Schneider also deals with the idea of tragedy, and how we are defined by and our lives are irreparably changed by events. Ezra loses his future, his friends and part of his identity when he injures his knee in a car crash that takes place before the book starts, and Cassidy experiences her fair share of life changing tragedy. This really resonated with me at the time because , completely coincidentally, I began reading this book just after the Berkeley balcony collapse in which six students were killed and countless others seriously injured. At the time I couldn’t help comparing the moments of tragedy experienced in the book to the students in Berkeley , whose lives were cut short or changed irreparably because they went out on a balcony to chat with friends or have a cigarette.


Schneider hit on a few interesting aspects of teenage dynamics as well.
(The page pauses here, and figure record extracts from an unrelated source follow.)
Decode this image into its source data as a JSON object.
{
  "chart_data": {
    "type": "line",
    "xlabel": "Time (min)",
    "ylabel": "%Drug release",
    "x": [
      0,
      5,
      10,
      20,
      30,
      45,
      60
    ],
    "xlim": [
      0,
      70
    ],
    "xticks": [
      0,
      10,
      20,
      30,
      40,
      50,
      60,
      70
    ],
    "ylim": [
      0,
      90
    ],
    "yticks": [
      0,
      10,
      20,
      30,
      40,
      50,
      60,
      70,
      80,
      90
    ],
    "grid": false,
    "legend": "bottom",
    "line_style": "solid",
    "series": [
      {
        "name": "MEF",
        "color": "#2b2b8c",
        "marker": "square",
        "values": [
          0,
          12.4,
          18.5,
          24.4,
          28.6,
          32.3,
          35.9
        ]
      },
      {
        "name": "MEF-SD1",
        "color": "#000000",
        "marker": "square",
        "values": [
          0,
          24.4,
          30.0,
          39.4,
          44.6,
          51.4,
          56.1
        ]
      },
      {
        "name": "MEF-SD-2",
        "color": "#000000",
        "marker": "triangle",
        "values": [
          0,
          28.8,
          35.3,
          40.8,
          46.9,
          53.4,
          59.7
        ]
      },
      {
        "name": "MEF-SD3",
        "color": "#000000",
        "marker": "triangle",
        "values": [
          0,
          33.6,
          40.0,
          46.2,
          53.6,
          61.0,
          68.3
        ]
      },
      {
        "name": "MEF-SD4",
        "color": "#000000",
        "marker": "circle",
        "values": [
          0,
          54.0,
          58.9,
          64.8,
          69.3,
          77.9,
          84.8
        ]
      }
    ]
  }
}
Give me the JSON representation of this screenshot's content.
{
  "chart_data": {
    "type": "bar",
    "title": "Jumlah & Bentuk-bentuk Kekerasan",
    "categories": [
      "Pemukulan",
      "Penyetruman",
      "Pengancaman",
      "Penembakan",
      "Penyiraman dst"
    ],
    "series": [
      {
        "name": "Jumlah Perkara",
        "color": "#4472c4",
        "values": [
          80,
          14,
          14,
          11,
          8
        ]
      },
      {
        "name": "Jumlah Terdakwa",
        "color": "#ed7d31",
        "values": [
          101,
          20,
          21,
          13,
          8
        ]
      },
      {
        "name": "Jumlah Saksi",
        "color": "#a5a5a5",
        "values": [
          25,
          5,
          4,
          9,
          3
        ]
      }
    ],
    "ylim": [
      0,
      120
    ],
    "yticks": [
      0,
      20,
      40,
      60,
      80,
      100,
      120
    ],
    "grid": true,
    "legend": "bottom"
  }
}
Usually in YA fiction all the cool kids are mean and the nerds a nice, but this was not the case in SHBH. Well all the cool kids are still mean, that’s a difficult trope to get away from, but not all the nerds are nice. I’ve always found this simplification of the social hierarchy in highschool a bit tiresome, and it was refreshing to see that the group of unpopular kids suffered from the same politics that the popular kids usually do. The relationships in this book are pretty good as well while we’re at it. Ezra and Cassidy’s relationship is pretty cute, but there’s nothing really new there. I loved Toby and Ezra’s relationship however. Toby and Ezra were friends as children, but they drifted apart as they grew older. However, when Ezra is in need of a friend with a bit more substance when he returns to school after the crash, Toby steps up to the plate and does a really great job. The other relationship I found really interesting was that of Phoebe and Luke, and Phoebe’s relationship with the rest of the group.


Schneider also touches on the idea of identity, and what happens when we lose what we feel is a large part of our identity through Ezra. Ezra is no longer the star tennis player, and when he can no longer play he feels lost, and not very like himself. He loses his friends and his main hobby, and no longer looks like himself. Instead of looking the perfect picture of health and athleticism, he looks skinnier and paler. Throughout the narrative he struggles to figure out who he is without tennis and his posse, how to fill his new spare time, his new image and his new future.


Even though this book had quite a few redeeming and interesting quality, I can’t help shift the feeling that I’ve read it before. If you’ve read a lot of YA fiction you can probably skip this one.